The stock market expressed its dissatisfaction with Gulf's move by bidding the company's stock down $3.87 1/2 to $27.50 a share in heavy trading on the New York Stock Exchange yesterday. Cities Service stock jumped $11.25 to $53.25 a share.

And Standard & Poor's, a debt-rating service, announced that it was putting Gulf's senior debt issues and commercial paper on its "credit-watch" list of companies whose securities might be subject to a ratings change. "An inclusion of $5 billion in debt on its balance sheet would significantly weaken the company's capital structure," S&P said.

Gulf and Cities Service announced Thursday that they had agreed to a proposal under which Gulf would pay $63 a share for Citgo's 77.9 million shares. The merger, which still must be approved by shareholders of both companies, would be the third largest corporate combination and would move Gulf to seventh place on the list of largest American industrial companies.

The proposed deal also appears to stymie Mesa Petroleum Co.'s maverick bid to grab control of Cities Service, which is 20 times Mesa's size. Mesa is offering $45 a share for a 15 percent stake in Citgo and has been trying for three weeks to line up financing to go after a larger chunk of the company. Citgo, however, said it will continue to press its own plans to acquire Mesa.

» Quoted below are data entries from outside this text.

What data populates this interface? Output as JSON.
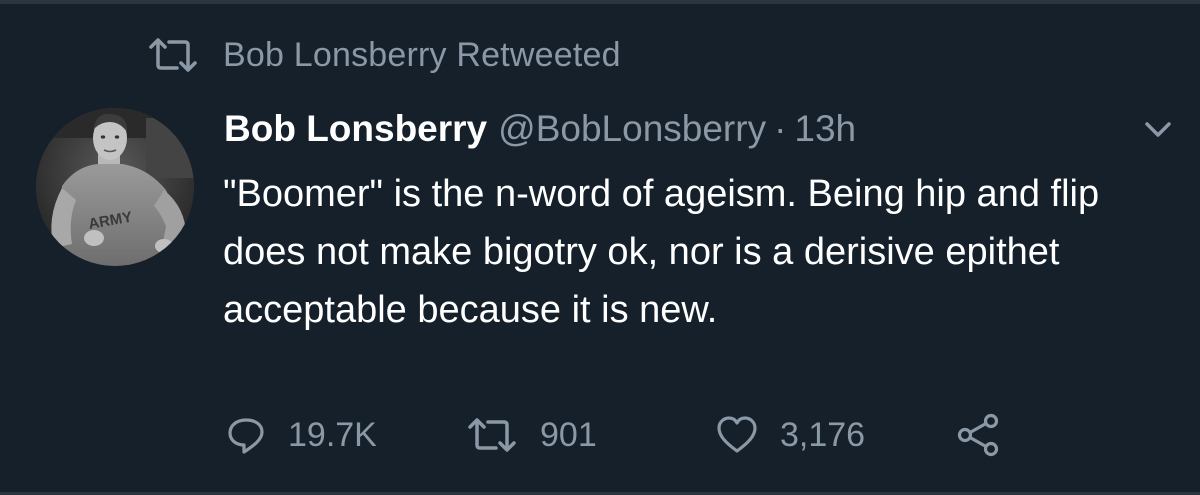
{
  "retweet_context": {
    "text": "Bob Lonsberry Retweeted",
    "icon": "retweet-icon"
  },
  "tweet": {
    "display_name": "Bob Lonsberry",
    "handle": "@BobLonsberry",
    "separator": "·",
    "time": "13h",
    "text": "\"Boomer\" is the n-word of ageism. Being hip and flip does not make bigotry ok, nor is a derisive epithet acceptable because it is new.",
    "avatar": {
      "icon": "avatar-photo",
      "shirt_text": "ARMY"
    },
    "menu_icon": "chevron-down-icon"
  },
  "actions": {
    "reply": {
      "icon": "reply-icon",
      "count": "19.7K"
    },
    "retweet": {
      "icon": "retweet-icon",
      "count": "901"
    },
    "like": {
      "icon": "heart-icon",
      "count": "3,176"
    },
    "share": {
      "icon": "share-icon"
    }
  },
  "colors": {
    "background": "#15202b",
    "primary_text": "#ffffff",
    "secondary_text": "#8b98a5"
  }
}
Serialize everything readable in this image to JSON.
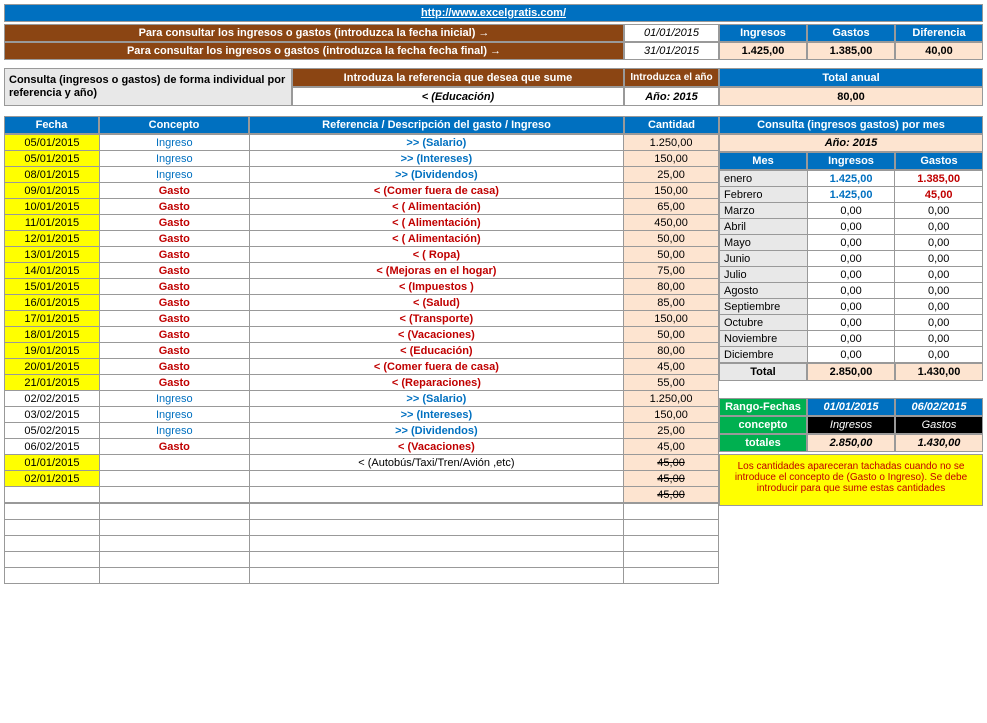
{
  "topUrl": "http://www.excelgratis.com/",
  "consultRow1": "Para consultar los ingresos o gastos (introduzca la fecha inicial) →",
  "consultRow2": "Para consultar los ingresos o gastos (introduzca la fecha fecha final) →",
  "dateStart": "01/01/2015",
  "dateEnd": "31/01/2015",
  "hdrIngresos": "Ingresos",
  "hdrGastos": "Gastos",
  "hdrDiferencia": "Diferencia",
  "valIngresos": "1.425,00",
  "valGastos": "1.385,00",
  "valDiferencia": "40,00",
  "consultaIndiv": "Consulta (ingresos o gastos) de forma individual  por referencia y año)",
  "introRef": "Introduza la referencia que desea que sume",
  "introAno": "Introduzca el año",
  "totalAnual": "Total anual",
  "refSelected": "<   (Educación)",
  "anoLabel": "Año:    2015",
  "totalAnualVal": "80,00",
  "col1": "Fecha",
  "col2": "Concepto",
  "col3": "Referencia / Descripción del gasto / Ingreso",
  "col4": "Cantidad",
  "col5": "Consulta (ingresos gastos) por mes",
  "monthYear": "Año:    2015",
  "mesHdr": "Mes",
  "ingresosHdr": "Ingresos",
  "gastosHdr": "Gastos",
  "entries": [
    {
      "fecha": "05/01/2015",
      "concepto": "Ingreso",
      "tipo": "I",
      "ref": ">>  (Salario)",
      "cant": "1.250,00"
    },
    {
      "fecha": "05/01/2015",
      "concepto": "Ingreso",
      "tipo": "I",
      "ref": ">>  (Intereses)",
      "cant": "150,00"
    },
    {
      "fecha": "08/01/2015",
      "concepto": "Ingreso",
      "tipo": "I",
      "ref": ">>  (Dividendos)",
      "cant": "25,00"
    },
    {
      "fecha": "09/01/2015",
      "concepto": "Gasto",
      "tipo": "G",
      "ref": "<  (Comer fuera de casa)",
      "cant": "150,00"
    },
    {
      "fecha": "10/01/2015",
      "concepto": "Gasto",
      "tipo": "G",
      "ref": "<  ( Alimentación)",
      "cant": "65,00"
    },
    {
      "fecha": "11/01/2015",
      "concepto": "Gasto",
      "tipo": "G",
      "ref": "<  ( Alimentación)",
      "cant": "450,00"
    },
    {
      "fecha": "12/01/2015",
      "concepto": "Gasto",
      "tipo": "G",
      "ref": "<  ( Alimentación)",
      "cant": "50,00"
    },
    {
      "fecha": "13/01/2015",
      "concepto": "Gasto",
      "tipo": "G",
      "ref": "<  ( Ropa)",
      "cant": "50,00"
    },
    {
      "fecha": "14/01/2015",
      "concepto": "Gasto",
      "tipo": "G",
      "ref": "<  (Mejoras en el hogar)",
      "cant": "75,00"
    },
    {
      "fecha": "15/01/2015",
      "concepto": "Gasto",
      "tipo": "G",
      "ref": "<  (Impuestos )",
      "cant": "80,00"
    },
    {
      "fecha": "16/01/2015",
      "concepto": "Gasto",
      "tipo": "G",
      "ref": "<  (Salud)",
      "cant": "85,00"
    },
    {
      "fecha": "17/01/2015",
      "concepto": "Gasto",
      "tipo": "G",
      "ref": "<  (Transporte)",
      "cant": "150,00"
    },
    {
      "fecha": "18/01/2015",
      "concepto": "Gasto",
      "tipo": "G",
      "ref": "<  (Vacaciones)",
      "cant": "50,00"
    },
    {
      "fecha": "19/01/2015",
      "concepto": "Gasto",
      "tipo": "G",
      "ref": "<  (Educación)",
      "cant": "80,00"
    },
    {
      "fecha": "20/01/2015",
      "concepto": "Gasto",
      "tipo": "G",
      "ref": "<  (Comer fuera de casa)",
      "cant": "45,00"
    },
    {
      "fecha": "21/01/2015",
      "concepto": "Gasto",
      "tipo": "G",
      "ref": "<  (Reparaciones)",
      "cant": "55,00"
    },
    {
      "fecha": "02/02/2015",
      "concepto": "Ingreso",
      "tipo": "I",
      "ref": ">>  (Salario)",
      "cant": "1.250,00",
      "feb": true
    },
    {
      "fecha": "03/02/2015",
      "concepto": "Ingreso",
      "tipo": "I",
      "ref": ">>  (Intereses)",
      "cant": "150,00",
      "feb": true
    },
    {
      "fecha": "05/02/2015",
      "concepto": "Ingreso",
      "tipo": "I",
      "ref": ">>  (Dividendos)",
      "cant": "25,00",
      "feb": true
    },
    {
      "fecha": "06/02/2015",
      "concepto": "Gasto",
      "tipo": "G",
      "ref": "<  (Vacaciones)",
      "cant": "45,00",
      "feb": true
    },
    {
      "fecha": "01/01/2015",
      "concepto": "",
      "tipo": "",
      "ref": "<  (Autobús/Taxi/Tren/Avión ,etc)",
      "cant": "45,00",
      "strike": true
    },
    {
      "fecha": "02/01/2015",
      "concepto": "",
      "tipo": "",
      "ref": "",
      "cant": "45,00",
      "strike": true
    },
    {
      "fecha": "",
      "concepto": "",
      "tipo": "",
      "ref": "",
      "cant": "45,00",
      "strike": true,
      "nofecha": true
    }
  ],
  "months": [
    {
      "m": "enero",
      "i": "1.425,00",
      "g": "1.385,00",
      "hl": true
    },
    {
      "m": "Febrero",
      "i": "1.425,00",
      "g": "45,00",
      "hl": true
    },
    {
      "m": "Marzo",
      "i": "0,00",
      "g": "0,00"
    },
    {
      "m": "Abril",
      "i": "0,00",
      "g": "0,00"
    },
    {
      "m": "Mayo",
      "i": "0,00",
      "g": "0,00"
    },
    {
      "m": "Junio",
      "i": "0,00",
      "g": "0,00"
    },
    {
      "m": "Julio",
      "i": "0,00",
      "g": "0,00"
    },
    {
      "m": "Agosto",
      "i": "0,00",
      "g": "0,00"
    },
    {
      "m": "Septiembre",
      "i": "0,00",
      "g": "0,00"
    },
    {
      "m": "Octubre",
      "i": "0,00",
      "g": "0,00"
    },
    {
      "m": "Noviembre",
      "i": "0,00",
      "g": "0,00"
    },
    {
      "m": "Diciembre",
      "i": "0,00",
      "g": "0,00"
    }
  ],
  "totalLabel": "Total",
  "totalI": "2.850,00",
  "totalG": "1.430,00",
  "rangoFechas": "Rango-Fechas",
  "rangoD1": "01/01/2015",
  "rangoD2": "06/02/2015",
  "conceptoLbl": "concepto",
  "conceptoI": "Ingresos",
  "conceptoG": "Gastos",
  "totalesLbl": "totales",
  "totalesI": "2.850,00",
  "totalesG": "1.430,00",
  "note": "Los cantidades apareceran tachadas cuando no se introduce el concepto de (Gasto o Ingreso).  Se debe introducir para que sume estas cantidades"
}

Gulf has had a reputation in the oil industry in recent years as being "crude poor," that is, as having limited reserves of oil and gas. The company's reserves at the end of last year were enough to last Gulf about seven years at present production levels; "crude-rich" companies such as Standard Oil Co. of Ohio and Atlantic Richfield Co. have about twice as much reserve capacity.

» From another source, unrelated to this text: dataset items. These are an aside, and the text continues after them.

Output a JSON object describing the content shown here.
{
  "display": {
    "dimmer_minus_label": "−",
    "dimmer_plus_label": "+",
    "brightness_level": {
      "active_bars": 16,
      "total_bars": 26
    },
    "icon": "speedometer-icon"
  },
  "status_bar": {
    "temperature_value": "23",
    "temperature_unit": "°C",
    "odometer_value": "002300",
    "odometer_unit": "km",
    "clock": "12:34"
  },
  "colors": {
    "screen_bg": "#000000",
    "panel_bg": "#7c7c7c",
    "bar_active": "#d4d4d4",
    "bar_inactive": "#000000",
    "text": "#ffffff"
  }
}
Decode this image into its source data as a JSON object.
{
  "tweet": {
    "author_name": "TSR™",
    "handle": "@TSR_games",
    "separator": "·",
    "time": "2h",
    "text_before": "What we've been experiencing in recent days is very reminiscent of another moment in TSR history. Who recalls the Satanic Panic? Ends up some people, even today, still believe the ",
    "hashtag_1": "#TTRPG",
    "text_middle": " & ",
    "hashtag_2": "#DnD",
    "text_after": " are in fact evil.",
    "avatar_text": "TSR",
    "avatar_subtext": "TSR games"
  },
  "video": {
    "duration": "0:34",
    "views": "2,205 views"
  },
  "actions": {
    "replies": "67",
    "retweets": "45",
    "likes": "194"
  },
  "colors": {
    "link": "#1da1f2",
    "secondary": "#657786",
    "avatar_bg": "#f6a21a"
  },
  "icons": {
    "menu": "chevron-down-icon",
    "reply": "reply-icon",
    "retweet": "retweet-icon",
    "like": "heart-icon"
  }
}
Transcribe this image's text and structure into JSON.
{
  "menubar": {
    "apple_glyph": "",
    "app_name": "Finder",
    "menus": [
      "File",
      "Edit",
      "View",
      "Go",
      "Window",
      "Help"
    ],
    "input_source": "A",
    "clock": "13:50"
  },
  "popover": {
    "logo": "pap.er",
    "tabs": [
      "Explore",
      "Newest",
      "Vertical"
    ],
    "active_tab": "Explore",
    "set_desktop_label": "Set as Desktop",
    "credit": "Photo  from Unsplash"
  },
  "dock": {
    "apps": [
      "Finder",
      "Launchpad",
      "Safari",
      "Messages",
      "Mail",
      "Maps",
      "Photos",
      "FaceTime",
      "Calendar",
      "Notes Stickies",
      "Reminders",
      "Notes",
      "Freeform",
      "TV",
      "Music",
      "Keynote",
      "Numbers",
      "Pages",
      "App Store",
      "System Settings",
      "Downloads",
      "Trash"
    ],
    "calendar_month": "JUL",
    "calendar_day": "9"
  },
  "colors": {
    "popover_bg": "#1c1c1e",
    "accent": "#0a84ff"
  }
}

Gulf's reserve woes have been exacerbated by its loss of virtually all of its crude oil supply from Kuwait, which now sells the Pittsburgh-based company just a fraction of the 500,000-barrel-a-day supply it used to get.

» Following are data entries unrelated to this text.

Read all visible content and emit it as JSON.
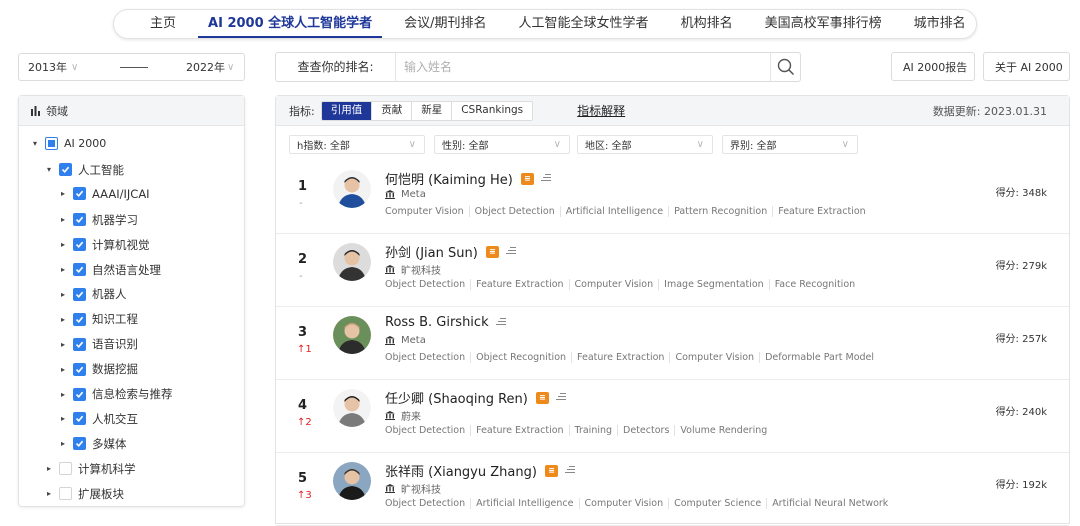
{
  "nav": {
    "tabs": [
      {
        "label": "主页",
        "active": false
      },
      {
        "label": "AI 2000 全球人工智能学者",
        "active": true
      },
      {
        "label": "会议/期刊排名",
        "active": false
      },
      {
        "label": "人工智能全球女性学者",
        "active": false
      },
      {
        "label": "机构排名",
        "active": false
      },
      {
        "label": "美国高校军事排行榜",
        "active": false
      },
      {
        "label": "城市排名",
        "active": false
      }
    ]
  },
  "year_range": {
    "start": "2013年",
    "end": "2022年"
  },
  "search": {
    "label": "查查你的排名:",
    "placeholder": "输入姓名"
  },
  "header_buttons": {
    "report": "AI 2000报告",
    "about": "关于 AI 2000"
  },
  "sidebar": {
    "title": "领域",
    "items": [
      {
        "label": "AI 2000",
        "level": 0,
        "state": "partial"
      },
      {
        "label": "人工智能",
        "level": 1,
        "state": "checked"
      },
      {
        "label": "AAAI/IJCAI",
        "level": 2,
        "state": "checked"
      },
      {
        "label": "机器学习",
        "level": 2,
        "state": "checked"
      },
      {
        "label": "计算机视觉",
        "level": 2,
        "state": "checked"
      },
      {
        "label": "自然语言处理",
        "level": 2,
        "state": "checked"
      },
      {
        "label": "机器人",
        "level": 2,
        "state": "checked"
      },
      {
        "label": "知识工程",
        "level": 2,
        "state": "checked"
      },
      {
        "label": "语音识别",
        "level": 2,
        "state": "checked"
      },
      {
        "label": "数据挖掘",
        "level": 2,
        "state": "checked"
      },
      {
        "label": "信息检索与推荐",
        "level": 2,
        "state": "checked"
      },
      {
        "label": "人机交互",
        "level": 2,
        "state": "checked"
      },
      {
        "label": "多媒体",
        "level": 2,
        "state": "checked"
      },
      {
        "label": "计算机科学",
        "level": 1,
        "state": "empty"
      },
      {
        "label": "扩展板块",
        "level": 1,
        "state": "empty"
      }
    ]
  },
  "metrics": {
    "label": "指标:",
    "tabs": [
      {
        "label": "引用值",
        "active": true
      },
      {
        "label": "贡献",
        "active": false
      },
      {
        "label": "新星",
        "active": false
      },
      {
        "label": "CSRankings",
        "active": false
      }
    ],
    "explain": "指标解释",
    "updated": "数据更新: 2023.01.31"
  },
  "filters": [
    {
      "label": "h指数: 全部"
    },
    {
      "label": "性别: 全部"
    },
    {
      "label": "地区: 全部"
    },
    {
      "label": "界别: 全部"
    }
  ],
  "rankings": [
    {
      "rank": "1",
      "change": "-",
      "change_dir": "same",
      "name": "何恺明 (Kaiming He)",
      "badge": true,
      "org": "Meta",
      "tags": [
        "Computer Vision",
        "Object Detection",
        "Artificial Intelligence",
        "Pattern Recognition",
        "Feature Extraction"
      ],
      "score": "得分: 348k"
    },
    {
      "rank": "2",
      "change": "-",
      "change_dir": "same",
      "name": "孙剑 (Jian Sun)",
      "badge": true,
      "org": "旷视科技",
      "tags": [
        "Object Detection",
        "Feature Extraction",
        "Computer Vision",
        "Image Segmentation",
        "Face Recognition"
      ],
      "score": "得分: 279k"
    },
    {
      "rank": "3",
      "change": "↑1",
      "change_dir": "up",
      "name": "Ross B. Girshick",
      "badge": false,
      "org": "Meta",
      "tags": [
        "Object Detection",
        "Object Recognition",
        "Feature Extraction",
        "Computer Vision",
        "Deformable Part Model"
      ],
      "score": "得分: 257k"
    },
    {
      "rank": "4",
      "change": "↑2",
      "change_dir": "up",
      "name": "任少卿 (Shaoqing Ren)",
      "badge": true,
      "org": "蔚来",
      "tags": [
        "Object Detection",
        "Feature Extraction",
        "Training",
        "Detectors",
        "Volume Rendering"
      ],
      "score": "得分: 240k"
    },
    {
      "rank": "5",
      "change": "↑3",
      "change_dir": "up",
      "name": "张祥雨 (Xiangyu Zhang)",
      "badge": true,
      "org": "旷视科技",
      "tags": [
        "Object Detection",
        "Artificial Intelligence",
        "Computer Vision",
        "Computer Science",
        "Artificial Neural Network"
      ],
      "score": "得分: 192k"
    }
  ],
  "icons": {
    "search": "magnifier-icon",
    "report": "document-icon",
    "about": "help-circle-icon",
    "institution": "bank-icon",
    "chart": "bar-chart-icon"
  },
  "colors": {
    "brand": "#1e3799",
    "checkbox": "#2f80ed",
    "badge": "#ee8a1c",
    "rank_up": "#e02020"
  }
}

Because of the Kuwait experience, Gulf has been seeking for the past couple of years to concentrate its reserves in the United States, and has been searching for another oil company to acquire to bolster its oil holdings.

Cities Service, based in Tulsa, produces the majority of its oil and gas domestically, and has about 10 years worth of reserves. Silber estimates that Gulf's acquisition of Cities would increase Gulf's oil reserves by about 15 percent and its gas reserves by about 50 percent. Cities Service also has 10.6 million acres of undeveloped domestic acreage compared with Gulf's 13.7 million.

But the cost of interest alone on the $4.9 billion deal will reduce Gulf's earnings by about $2 a share annually, Silber estimated.

Meanwhile, officials of the Federal Trade Commission, which will evaluate the proposed merger for possible antitrust violations, said the commission is likely to focus on how a merger of the two companies would affect regions in which both have marketing operations.

In Tulsa, Cities Service President Robert Chitwood told reporters that his company and Gulf see no "unsolvable" antitrust problems with the proposed merger.

Congressional sources said the proposed combination of Gulf and Citgo could revive efforts in Congress to put limits on the size of corporate mergers, particularly those involving oil companies.

And Sen. Howard Metzenbaum (D-Ohio), an outspoken critic of such mergers, said Gulf's takeover of Citgo would "further reduce competition in an industry in which the free market is already under siege. . . . I suspect that the proposed merger is motivated simply by the desire of the big to get bigger."